Das brutale Vorgehen syrischer Elitetruppen gegen die Bewohner der Stadt Daraa stößt offenbar innerhalb des Regimes und der Armee auf Kritik. Über 200 Funktionäre der Baath-Partei legten am Donnerstag in einem gemeinsamen Protestschreiben ihre Mitgliedschaft nieder. Auch in die Hafenstadt Latakia, eigentlich eine Hochburg der alawitischen Machtelite Syriens, rückten Panzer ein. Aus Daraa berichteten Aufständische, Offiziere und Wehrpflichtige hätten Schießbefehle verweigert und seien zu ihnen übergelaufen. Unterdessen riefen die Regimegegner über Facebook für Freitag zum "Tag des Zorns" auf mit Demonstrationen im ganzen Land. Man werde Daraa nicht im Stich lassen, erklärten die Aktivisten.

"Wir haben keine Angst"

Ein Armeesprecher bestritt, dass es bei der Truppe Meutereien gegeben habe. Ungeachtet dessen sind im Internet erste Videos aufgetaucht, die solche Vorfälle belegen könnten. Auf einem sind mehrere angeschossene Soldaten in blutigen Uniformen zu sehen, die mit schmerzverzerrten Gesichtern auf dem Boden liegen, während sie von zivilen Helfern versorgt werden. Sie sollen angeblich von Kameraden unter Feuer genommen worden sein, weil sie nicht auf ihre Landsleute schießen wollten. Auf einem anderen Video skandierten junge Leute aus Daraa "Wir haben keine Angst. Die Armee ist mit uns". Reuters zitierte einen ausländischen Diplomaten, wonach die größte Beerdigung bisher die von Soldaten gewesen sei, "die den Schießbefehl auf Demonstranten verweigert haben und auf der Stelle exekutiert wurden". Ein anderer Diplomat wusste von mindestens einem Vorfall, wo Soldaten Mitglieder der Geheimpolizei aktiv daran gehindert hätten, auf Demonstranten zu schießen.

Auch Al Jazeera zieht ab

Seit Beginn der Unruhen lässt Syrien keine ausländischen Journalisten mehr ins Land. Am Donnerstag kündigte auch Al Jazeera an, als letzter ausländischer Sender sein Büro in Damaskus zu schließen. Nach Angaben des Studioleiters hatten Regierungsschläger die Senderäume in den letzten drei Tagen ununterbrochen mit Eiern und Steinen beworfen sowie das Personal bedroht.
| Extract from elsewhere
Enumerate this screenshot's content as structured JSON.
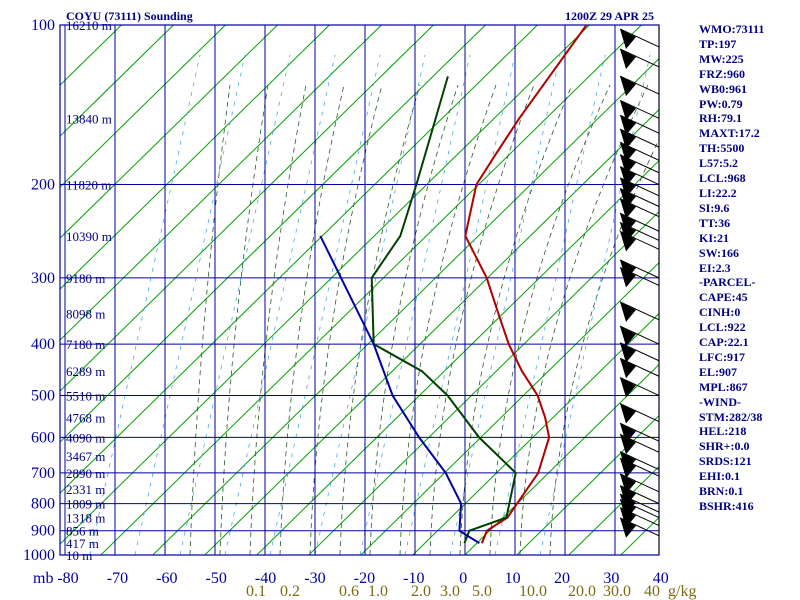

Seit seiner Machtübernahme im Juli 2000 hat sich Präsident Bashar al-Assad Zug um Zug mit Leuten seines Vertrauens umgeben, die entweder aus seiner Familie oder aus seiner Religionsgemeinschaft, den schiitischen Alawiten, stammen.

Mächtigster Mann nach dem umstrittenen Staatschef ist sein jüngerer Bruder Maher, der die Republikanischen Garden und die Vierte Division der Armee befehligt. Deren Einheiten, die normalerweise auf den Golanhöhen stationiert sind und die Zugänge nach Damaskus kontrollieren, führen den Kampfeinsatz gegen Daraa. Demonstranten empfingen die meist alawitischen Elitesoldaten mit den Rufen "Maher, du Feigling, schick deine Truppen auf den Golan". Der 43-Jährige studierte Maschinenbau und durchlief die Offizierslaufbahn bis zum General. Er gilt als brutal und hundertprozentig loyal. 2008 befehligte er die Niederschlagung einer Revolte im Gefängnis von Saidnaya nahe Damaskus. Ein Video zeigt ihn, wie er durch die Trümmer schreitet und mit seinem Mobiltelefon Aufnahmen der verstümmelten Körper politischer Häftlinge macht.